Most exciting, the pro-insulin is produced in response to glucose levels. Though other researchers have engineered
genes so that other non-pancreatic tissues produce insulin, none have succeded in getting the gene to
turn on in response to glucose, so insulin is produced as needed.
The engineered gene produces insulin in animals, and ongoing tests will determine how well the gene responds
to glucose levels.
Can liver ensymes process pro-insulin to convert it to insulin? Dr. Wanke expects they can, if she modifies at least
one other gene. Will the insulin be the same as natural human insulin? That will be the next big question.
Patient trials of the gene therapy are a long way off, but the potential is exciting. AHFMR is happy
to bet on Dr. Wanke's chance of succeeding, for she is a person of uncommon enthusiasm for life.
"I like nothing more than to fly into a country and have th unpredictable happen. I really enjoy that
part of travel and its counterpart in science."
AHMFR supported five years of her research while she completed specialty training in endocrinology, and
and a Ph.D. with Dr. Otto Rorstad. The gene therapy project was begun under a MRC Fellowship
with Dr. Norman Wong, a Heritage Medical Scholar at the U of C.

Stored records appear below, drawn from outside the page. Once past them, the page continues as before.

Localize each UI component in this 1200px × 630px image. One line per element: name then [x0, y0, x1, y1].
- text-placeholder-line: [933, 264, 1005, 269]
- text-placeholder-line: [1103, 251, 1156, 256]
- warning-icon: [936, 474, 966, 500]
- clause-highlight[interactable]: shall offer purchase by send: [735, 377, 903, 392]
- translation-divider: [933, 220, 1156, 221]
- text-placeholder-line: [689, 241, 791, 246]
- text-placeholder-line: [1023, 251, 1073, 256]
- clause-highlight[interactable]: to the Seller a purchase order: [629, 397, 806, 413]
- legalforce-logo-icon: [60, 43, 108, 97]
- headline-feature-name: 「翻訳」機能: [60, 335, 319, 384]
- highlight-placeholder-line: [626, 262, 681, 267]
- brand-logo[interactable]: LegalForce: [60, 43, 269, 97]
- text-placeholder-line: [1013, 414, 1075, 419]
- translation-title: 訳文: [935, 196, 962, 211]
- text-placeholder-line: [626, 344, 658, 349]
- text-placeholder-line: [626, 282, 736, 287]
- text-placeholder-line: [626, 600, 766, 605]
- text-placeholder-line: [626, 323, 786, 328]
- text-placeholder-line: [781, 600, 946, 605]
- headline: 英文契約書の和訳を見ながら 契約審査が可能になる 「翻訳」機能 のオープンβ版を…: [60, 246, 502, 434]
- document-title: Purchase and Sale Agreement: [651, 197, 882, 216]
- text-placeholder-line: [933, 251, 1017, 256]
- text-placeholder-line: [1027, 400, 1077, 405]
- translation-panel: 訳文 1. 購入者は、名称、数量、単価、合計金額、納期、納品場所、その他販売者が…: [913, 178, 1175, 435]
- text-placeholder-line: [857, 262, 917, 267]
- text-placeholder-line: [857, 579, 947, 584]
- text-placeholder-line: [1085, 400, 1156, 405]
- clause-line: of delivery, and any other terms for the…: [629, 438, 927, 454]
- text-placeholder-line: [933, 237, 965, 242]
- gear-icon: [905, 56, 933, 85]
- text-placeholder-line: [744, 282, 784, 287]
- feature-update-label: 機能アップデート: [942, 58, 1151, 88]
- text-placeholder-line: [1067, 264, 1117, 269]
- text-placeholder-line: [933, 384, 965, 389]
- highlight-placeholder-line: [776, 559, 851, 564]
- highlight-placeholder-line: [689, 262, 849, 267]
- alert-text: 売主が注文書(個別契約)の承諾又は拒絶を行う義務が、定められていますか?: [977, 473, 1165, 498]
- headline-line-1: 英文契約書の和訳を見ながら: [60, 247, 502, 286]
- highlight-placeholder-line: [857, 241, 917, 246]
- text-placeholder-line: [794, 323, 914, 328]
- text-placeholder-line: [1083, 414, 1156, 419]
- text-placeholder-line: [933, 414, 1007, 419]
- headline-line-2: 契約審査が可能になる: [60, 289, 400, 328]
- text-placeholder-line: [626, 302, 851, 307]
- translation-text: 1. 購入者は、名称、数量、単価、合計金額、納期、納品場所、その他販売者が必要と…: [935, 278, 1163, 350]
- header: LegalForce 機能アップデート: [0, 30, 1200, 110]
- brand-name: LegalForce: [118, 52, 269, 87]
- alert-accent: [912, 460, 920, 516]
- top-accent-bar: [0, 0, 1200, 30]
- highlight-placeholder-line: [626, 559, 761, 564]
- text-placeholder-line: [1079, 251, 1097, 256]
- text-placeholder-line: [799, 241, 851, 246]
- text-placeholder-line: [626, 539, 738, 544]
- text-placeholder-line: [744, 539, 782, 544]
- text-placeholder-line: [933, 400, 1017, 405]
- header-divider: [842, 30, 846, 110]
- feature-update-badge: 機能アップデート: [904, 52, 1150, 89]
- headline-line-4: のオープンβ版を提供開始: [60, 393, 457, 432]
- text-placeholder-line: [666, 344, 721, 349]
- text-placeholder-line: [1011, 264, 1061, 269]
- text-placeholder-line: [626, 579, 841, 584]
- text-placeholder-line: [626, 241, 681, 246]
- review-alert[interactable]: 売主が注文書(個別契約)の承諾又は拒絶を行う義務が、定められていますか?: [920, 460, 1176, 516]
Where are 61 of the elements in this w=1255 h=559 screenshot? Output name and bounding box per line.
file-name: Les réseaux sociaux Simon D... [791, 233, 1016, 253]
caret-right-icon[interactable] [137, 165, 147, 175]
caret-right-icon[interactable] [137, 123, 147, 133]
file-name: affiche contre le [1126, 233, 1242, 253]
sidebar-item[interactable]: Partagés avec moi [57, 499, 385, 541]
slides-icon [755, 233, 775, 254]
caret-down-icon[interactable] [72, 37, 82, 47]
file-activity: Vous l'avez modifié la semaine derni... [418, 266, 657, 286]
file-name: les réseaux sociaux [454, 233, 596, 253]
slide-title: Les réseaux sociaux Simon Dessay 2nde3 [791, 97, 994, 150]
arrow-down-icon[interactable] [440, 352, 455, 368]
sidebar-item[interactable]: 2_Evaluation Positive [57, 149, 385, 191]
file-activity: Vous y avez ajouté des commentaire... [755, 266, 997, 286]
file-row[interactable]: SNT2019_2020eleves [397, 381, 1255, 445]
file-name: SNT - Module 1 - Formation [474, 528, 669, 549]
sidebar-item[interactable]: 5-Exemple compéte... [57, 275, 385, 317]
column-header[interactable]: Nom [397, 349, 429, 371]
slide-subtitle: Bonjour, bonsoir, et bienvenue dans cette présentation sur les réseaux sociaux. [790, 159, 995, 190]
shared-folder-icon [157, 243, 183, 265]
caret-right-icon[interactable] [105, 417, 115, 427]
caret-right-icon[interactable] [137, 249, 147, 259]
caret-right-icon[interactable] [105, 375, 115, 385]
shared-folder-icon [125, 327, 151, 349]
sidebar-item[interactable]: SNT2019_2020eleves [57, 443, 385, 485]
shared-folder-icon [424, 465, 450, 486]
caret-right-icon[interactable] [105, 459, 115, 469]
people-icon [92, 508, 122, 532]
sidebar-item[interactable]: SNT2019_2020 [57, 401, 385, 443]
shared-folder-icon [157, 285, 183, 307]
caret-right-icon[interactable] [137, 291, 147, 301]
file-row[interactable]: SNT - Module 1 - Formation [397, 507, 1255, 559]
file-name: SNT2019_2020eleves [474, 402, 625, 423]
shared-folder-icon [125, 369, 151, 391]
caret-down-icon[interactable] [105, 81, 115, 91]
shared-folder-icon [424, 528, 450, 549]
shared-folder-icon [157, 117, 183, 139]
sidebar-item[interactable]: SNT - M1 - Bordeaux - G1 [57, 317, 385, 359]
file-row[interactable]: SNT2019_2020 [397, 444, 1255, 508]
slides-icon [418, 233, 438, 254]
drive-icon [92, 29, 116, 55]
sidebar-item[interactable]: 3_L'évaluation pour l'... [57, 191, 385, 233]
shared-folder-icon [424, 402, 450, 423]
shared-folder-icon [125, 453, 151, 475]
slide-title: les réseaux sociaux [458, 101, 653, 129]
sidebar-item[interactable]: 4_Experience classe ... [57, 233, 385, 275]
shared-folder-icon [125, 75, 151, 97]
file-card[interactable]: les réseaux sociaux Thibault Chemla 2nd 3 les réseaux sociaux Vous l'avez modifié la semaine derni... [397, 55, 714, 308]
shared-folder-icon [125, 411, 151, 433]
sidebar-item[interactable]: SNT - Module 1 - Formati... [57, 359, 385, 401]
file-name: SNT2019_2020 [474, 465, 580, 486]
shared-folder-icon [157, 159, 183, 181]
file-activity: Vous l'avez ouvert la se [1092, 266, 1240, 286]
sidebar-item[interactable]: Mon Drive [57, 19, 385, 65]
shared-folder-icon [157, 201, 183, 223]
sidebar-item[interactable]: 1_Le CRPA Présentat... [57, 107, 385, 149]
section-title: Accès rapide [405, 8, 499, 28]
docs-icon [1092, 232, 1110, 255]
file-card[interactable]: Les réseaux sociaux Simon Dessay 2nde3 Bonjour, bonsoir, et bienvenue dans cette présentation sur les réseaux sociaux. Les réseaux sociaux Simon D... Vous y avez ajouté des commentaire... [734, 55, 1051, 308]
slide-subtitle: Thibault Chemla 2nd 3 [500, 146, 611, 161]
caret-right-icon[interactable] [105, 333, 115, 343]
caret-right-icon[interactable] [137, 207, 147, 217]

During this time, she not only recieved awards for her studies, she did what many researchers
are afraid to do. She stepped out of the competitive research stream to take time for other aspects of life.
She gave a year of international service at the Davao Medical School in the Philippines, and had three
children, Jacqueline, one-year old, and Christopher and Kimberley, two-and-half-year-old twins. What's
her secret? "A great husband and a great nanny, and the Grace of God," she says.
Dr. Irene Wanke is a Heritage Clinical Investigator at the
University of Calgary, Alberta, Canada.